While New Delhi is fuming over the beheading, this spiral of violence has been played in the past with both armies trying to balance the numbers. In July 2011, an infiltrator and cross-border source of the Pakistan army was killed in Keran sector of Kashmir by the Indian army. The Pakistan army’s reply was swift as two troopers of 20 Kumaon regiment — Jaipal Singh Adhikari and Devender Singh — were beheaded. The Indian army apparently kept quiet and waited for an opportune moment. Three months later, heads of three Pakistani soldiers went missing with Islamabad lodging a protest with New Delhi on the alleged killing.
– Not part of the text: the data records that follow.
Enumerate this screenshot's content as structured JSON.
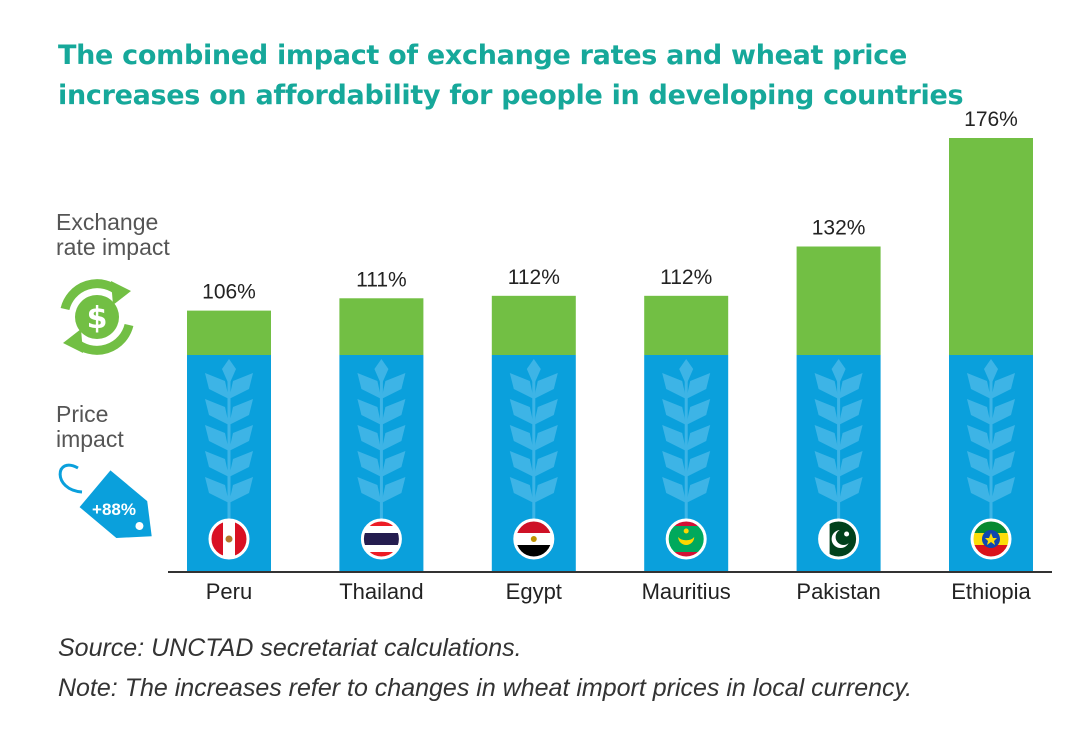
{
  "title_lines": [
    "The combined impact of exchange rates and wheat price",
    "increases on affordability for people in developing countries"
  ],
  "legend": {
    "exchange": {
      "line1": "Exchange",
      "line2": "rate impact",
      "icon": "dollar-cycle-icon"
    },
    "price": {
      "line1": "Price",
      "line2": "impact",
      "tag_text": "+88%",
      "icon": "price-tag-icon"
    }
  },
  "colors": {
    "title": "#16a89a",
    "price_bar": "#0aa0dc",
    "exchange_bar": "#72bf44",
    "tag": "#0aa0dc"
  },
  "chart_data": {
    "type": "bar",
    "stacked": true,
    "categories": [
      "Peru",
      "Thailand",
      "Egypt",
      "Mauritius",
      "Pakistan",
      "Ethiopia"
    ],
    "series": [
      {
        "name": "Price impact",
        "values": [
          88,
          88,
          88,
          88,
          88,
          88
        ],
        "color": "#0aa0dc"
      },
      {
        "name": "Exchange rate impact",
        "values": [
          18,
          23,
          24,
          24,
          44,
          88
        ],
        "color": "#72bf44"
      }
    ],
    "totals": [
      106,
      111,
      112,
      112,
      132,
      176
    ],
    "total_labels": [
      "106%",
      "111%",
      "112%",
      "112%",
      "132%",
      "176%"
    ],
    "flags": [
      "peru-flag-icon",
      "thailand-flag-icon",
      "egypt-flag-icon",
      "mauritius-flag-icon",
      "pakistan-flag-icon",
      "ethiopia-flag-icon"
    ],
    "ylim": [
      0,
      176
    ],
    "grid": false
  },
  "notes": {
    "source": "Source: UNCTAD secretariat calculations.",
    "note": "Note: The increases refer to changes in wheat import prices in local currency."
  }
}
In August, 2003, Pakistani troops ambushed an Indian patrol in Nowshera sector and killed four troops of the Jat regiment. The intruders beheaded one soldier and took his light machine gun. A month later, nine Pakistani soldiers were killed in the same sector with heads of two missing. On February 27, 2000, Sepoy Bhausahed Maruti Talekar of Maratha Light Infantry was beheaded by Pakistani troops in Jangad in Rajouri sector but curiously a ranking pan-Islamic jihadist, Ilyas Kashmiri of Al Qaeda, was given credit with Islamabad displaying the badge and weapon of the solider in a macabre display. This apparently was a response to allegations that Indian troops had killed 20 Pakistani villagers in a raid after the Kargil war.
While a mechanism exists for de-escalation on the LoC — with designated places for flag meetings at company, battalion and brigade commander level with prior notice through the director general of military operations, dialogue — it is rarely exercised to defuse situations. There was no meeting sought by the two sides despite routine exchanges in Uri and Krishnaghati, a key infiltration route, in Poonch last year. The fact is that flag meetings rarely end in solutions unless there is pressure from the respective headquarters. If India-Pakistan have plans to normalise relations, then the time has come to put a stop to these local private wars and head hunting games.